I appreciate the article’s helpful summary of scholarly literature demonstrating the importance of communication to the ultimate success of organizational change efforts, as well as the author’s emphasis on the need for public relations practitioners to function as internal agents of organizational change. And I support the author’s optimistic assertion that “public voice” (cf. McGrath, Citation2016) and public discourse will drive organizational changes in the decades to come. What remains to be seen, however, is whether the highly lucrative public relations industry will continue to help amplify some voices in the public sphere to the exclusion of other voices; I suspect that the logical answer is “of course.”

Thus, my opinion is that if we, as activist scholars (or scholar activists), truly wish to see the equitable amplification of all voices in the public sphere, then we need to do more than research. We need re-imagine our own “work” to include mentoring, counseling, and supporting current and future generations of public relations practitioners working as advocacy leaders — as well as the countless numbers of nonprofessional-communicators who are trying to influence change in some way in their own communities — toward a better, more-democratic world.

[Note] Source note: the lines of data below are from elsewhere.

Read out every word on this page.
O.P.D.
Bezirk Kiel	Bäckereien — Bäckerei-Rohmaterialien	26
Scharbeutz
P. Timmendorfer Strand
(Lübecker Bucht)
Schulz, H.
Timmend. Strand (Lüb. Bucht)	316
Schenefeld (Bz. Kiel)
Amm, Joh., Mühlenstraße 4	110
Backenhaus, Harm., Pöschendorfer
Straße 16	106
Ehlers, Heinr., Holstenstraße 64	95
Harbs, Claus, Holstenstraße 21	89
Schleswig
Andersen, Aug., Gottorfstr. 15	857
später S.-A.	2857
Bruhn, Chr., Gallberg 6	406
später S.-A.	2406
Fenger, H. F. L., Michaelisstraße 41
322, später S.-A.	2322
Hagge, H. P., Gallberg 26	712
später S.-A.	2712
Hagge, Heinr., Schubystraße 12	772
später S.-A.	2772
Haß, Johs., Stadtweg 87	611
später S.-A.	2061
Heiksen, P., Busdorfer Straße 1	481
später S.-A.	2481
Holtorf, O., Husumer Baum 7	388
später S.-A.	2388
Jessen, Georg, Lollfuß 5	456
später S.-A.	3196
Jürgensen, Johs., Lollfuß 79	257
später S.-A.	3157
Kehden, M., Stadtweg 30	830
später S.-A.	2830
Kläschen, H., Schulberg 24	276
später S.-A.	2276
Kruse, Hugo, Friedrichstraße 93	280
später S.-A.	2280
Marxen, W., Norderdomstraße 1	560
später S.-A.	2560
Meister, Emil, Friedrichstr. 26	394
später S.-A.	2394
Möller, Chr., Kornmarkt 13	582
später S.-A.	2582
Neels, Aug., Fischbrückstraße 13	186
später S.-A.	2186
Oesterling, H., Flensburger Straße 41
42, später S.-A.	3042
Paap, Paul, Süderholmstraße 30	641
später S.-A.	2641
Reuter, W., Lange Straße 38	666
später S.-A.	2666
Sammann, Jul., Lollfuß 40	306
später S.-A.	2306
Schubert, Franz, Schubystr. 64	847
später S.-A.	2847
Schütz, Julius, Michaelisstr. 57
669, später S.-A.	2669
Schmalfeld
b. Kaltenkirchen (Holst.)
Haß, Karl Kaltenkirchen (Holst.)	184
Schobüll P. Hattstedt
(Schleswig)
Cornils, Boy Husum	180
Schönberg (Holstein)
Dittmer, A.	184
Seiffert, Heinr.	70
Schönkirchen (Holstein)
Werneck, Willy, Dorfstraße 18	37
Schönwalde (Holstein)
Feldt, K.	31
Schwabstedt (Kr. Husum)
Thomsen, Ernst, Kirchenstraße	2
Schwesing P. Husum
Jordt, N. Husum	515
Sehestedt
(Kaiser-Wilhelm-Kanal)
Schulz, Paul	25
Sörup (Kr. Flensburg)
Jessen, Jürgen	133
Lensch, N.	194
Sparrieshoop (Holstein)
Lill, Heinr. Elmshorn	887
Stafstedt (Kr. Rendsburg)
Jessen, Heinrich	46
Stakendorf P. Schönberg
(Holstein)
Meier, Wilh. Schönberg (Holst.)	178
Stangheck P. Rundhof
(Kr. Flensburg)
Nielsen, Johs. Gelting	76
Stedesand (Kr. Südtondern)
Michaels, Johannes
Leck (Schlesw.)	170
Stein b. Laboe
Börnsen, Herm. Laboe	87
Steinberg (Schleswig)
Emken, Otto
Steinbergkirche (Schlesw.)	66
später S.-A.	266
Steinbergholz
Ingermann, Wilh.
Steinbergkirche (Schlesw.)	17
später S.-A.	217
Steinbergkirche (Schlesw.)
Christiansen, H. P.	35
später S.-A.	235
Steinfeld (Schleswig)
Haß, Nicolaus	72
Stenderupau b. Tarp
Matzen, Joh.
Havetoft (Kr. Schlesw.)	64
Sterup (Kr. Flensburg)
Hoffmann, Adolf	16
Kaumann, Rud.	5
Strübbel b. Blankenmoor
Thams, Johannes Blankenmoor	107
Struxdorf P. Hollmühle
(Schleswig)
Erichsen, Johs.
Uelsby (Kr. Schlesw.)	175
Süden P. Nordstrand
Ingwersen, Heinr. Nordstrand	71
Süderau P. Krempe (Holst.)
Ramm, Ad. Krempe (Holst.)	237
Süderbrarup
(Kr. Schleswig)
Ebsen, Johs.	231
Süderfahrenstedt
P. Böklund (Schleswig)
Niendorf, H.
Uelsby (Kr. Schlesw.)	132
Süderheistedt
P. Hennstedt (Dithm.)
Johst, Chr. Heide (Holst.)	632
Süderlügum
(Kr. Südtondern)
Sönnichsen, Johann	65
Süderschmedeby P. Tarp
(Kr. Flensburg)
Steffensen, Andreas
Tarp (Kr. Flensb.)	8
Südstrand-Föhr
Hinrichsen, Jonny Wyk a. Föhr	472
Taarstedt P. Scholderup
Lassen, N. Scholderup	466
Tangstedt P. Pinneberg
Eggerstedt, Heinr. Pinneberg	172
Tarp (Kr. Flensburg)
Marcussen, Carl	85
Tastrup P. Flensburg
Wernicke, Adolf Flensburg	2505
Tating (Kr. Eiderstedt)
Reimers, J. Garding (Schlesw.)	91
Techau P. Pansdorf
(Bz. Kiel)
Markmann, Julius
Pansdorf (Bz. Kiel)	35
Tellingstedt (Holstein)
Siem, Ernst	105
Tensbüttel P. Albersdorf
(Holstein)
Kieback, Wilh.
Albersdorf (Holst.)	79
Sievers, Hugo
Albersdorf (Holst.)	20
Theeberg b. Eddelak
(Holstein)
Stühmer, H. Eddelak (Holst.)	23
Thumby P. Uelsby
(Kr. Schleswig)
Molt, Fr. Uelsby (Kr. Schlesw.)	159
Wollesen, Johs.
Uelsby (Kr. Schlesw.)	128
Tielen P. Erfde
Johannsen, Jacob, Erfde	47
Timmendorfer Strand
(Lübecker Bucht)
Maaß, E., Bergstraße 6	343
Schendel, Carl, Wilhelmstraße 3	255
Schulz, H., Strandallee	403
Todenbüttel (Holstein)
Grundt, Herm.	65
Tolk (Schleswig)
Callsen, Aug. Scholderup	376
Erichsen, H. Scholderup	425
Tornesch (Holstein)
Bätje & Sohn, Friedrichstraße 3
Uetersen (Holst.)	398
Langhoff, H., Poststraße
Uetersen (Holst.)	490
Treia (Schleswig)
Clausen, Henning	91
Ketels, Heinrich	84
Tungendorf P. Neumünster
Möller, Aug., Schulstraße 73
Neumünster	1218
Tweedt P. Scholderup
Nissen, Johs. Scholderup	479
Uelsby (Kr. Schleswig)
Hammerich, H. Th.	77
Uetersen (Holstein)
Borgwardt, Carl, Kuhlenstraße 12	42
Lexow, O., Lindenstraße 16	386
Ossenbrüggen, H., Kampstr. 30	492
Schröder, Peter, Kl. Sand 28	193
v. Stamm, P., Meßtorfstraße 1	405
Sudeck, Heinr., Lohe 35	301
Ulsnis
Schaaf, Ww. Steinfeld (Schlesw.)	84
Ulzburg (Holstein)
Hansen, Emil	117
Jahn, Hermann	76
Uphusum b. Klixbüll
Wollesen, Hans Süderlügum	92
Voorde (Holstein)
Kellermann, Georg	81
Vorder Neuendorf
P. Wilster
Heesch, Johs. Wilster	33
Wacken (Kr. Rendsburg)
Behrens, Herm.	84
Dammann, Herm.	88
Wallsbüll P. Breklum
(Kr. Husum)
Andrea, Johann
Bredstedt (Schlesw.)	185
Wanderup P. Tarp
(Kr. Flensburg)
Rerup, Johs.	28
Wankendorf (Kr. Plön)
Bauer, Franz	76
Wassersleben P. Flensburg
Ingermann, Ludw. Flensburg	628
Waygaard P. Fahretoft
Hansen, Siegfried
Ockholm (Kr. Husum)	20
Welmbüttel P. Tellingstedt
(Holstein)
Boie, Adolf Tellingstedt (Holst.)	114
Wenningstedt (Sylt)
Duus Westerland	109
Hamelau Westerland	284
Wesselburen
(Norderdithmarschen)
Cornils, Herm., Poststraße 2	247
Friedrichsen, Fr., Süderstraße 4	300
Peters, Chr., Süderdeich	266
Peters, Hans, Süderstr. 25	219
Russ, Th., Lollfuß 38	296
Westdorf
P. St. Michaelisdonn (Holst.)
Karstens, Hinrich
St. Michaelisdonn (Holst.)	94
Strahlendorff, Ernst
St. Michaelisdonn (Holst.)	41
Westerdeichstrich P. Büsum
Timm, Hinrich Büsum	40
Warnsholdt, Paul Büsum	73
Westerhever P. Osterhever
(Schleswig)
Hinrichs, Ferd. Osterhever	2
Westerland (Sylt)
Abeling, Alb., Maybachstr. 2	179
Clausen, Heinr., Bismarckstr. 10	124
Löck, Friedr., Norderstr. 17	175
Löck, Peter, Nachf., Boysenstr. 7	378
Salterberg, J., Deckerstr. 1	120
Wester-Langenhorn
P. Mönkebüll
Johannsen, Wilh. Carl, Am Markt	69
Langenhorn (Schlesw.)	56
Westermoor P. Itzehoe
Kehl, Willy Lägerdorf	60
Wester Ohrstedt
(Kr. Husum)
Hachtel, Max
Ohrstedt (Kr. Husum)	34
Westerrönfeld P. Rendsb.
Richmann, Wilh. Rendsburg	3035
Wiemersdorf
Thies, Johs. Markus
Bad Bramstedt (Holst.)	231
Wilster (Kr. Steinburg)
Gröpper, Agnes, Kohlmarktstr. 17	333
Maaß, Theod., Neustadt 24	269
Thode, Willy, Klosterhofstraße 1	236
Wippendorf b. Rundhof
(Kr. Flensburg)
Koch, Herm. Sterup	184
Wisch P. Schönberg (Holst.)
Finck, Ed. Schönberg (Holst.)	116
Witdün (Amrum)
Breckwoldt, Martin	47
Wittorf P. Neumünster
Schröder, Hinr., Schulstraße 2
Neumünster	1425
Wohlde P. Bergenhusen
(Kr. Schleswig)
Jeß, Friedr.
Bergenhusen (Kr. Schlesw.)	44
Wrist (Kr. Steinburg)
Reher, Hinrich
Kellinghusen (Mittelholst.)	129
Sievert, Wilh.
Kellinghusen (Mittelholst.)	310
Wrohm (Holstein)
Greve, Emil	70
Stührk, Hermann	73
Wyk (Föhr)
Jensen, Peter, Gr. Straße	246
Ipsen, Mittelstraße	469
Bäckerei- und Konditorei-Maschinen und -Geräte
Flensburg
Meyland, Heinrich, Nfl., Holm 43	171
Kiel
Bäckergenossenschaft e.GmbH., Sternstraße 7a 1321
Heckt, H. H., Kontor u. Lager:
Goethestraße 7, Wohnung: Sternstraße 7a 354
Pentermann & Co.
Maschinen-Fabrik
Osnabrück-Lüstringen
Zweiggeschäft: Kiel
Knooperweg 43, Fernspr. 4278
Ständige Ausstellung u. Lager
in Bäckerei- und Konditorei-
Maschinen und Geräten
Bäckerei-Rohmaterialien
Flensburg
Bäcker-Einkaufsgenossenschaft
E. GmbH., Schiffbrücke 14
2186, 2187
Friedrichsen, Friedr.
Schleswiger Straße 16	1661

Without doubt, the reviewers of manuscripts submitted to scholarly journals contribute to the amplification of well-done research and the betterment of our academic world. With sincere gratitude, I thank the following reviewers of the articles published in this themed issue on re-imagining research in public relations:

  • Melissa Dodd, University of Central Florida

  • Bernard Dodge, San Diego State University (California)

  • Lee Edwards, London School of Economics and Political Science (UNITED KINGDOM)

  • Sungwook Hwang, Pusan National University (SOUTH KOREA)

  • Chun-ju Flora Hung-Baesecke, University of Technology Sydney (AUSTRALIA)

  • James Ivory, Virginia Polytechnic Institute and State University

  • Dean Mundy, University of Oregon

  • Jens Seiffert-Brockmann, Vienna University of Economics and Business (AUSTRIA)

  • Trent Seltzer, Texas Tech University

  • Natalie Tindall, University of Texas, Austin

  • Two reviewers who requested to remain blinded (North America)

In closing, I thank the Public Relations Division of the Association for Education in Journalism and Mass Communication for its continued support and sponsorship of this journal. Thanks also to the membership of the division for electing me twice to serve as the journal’s editor-in-chief. It’s been an awesome responsibility and an amazing privilege. And now, Sha out.

Disclosure statement

No potential conflict of interest was reported by the author(s).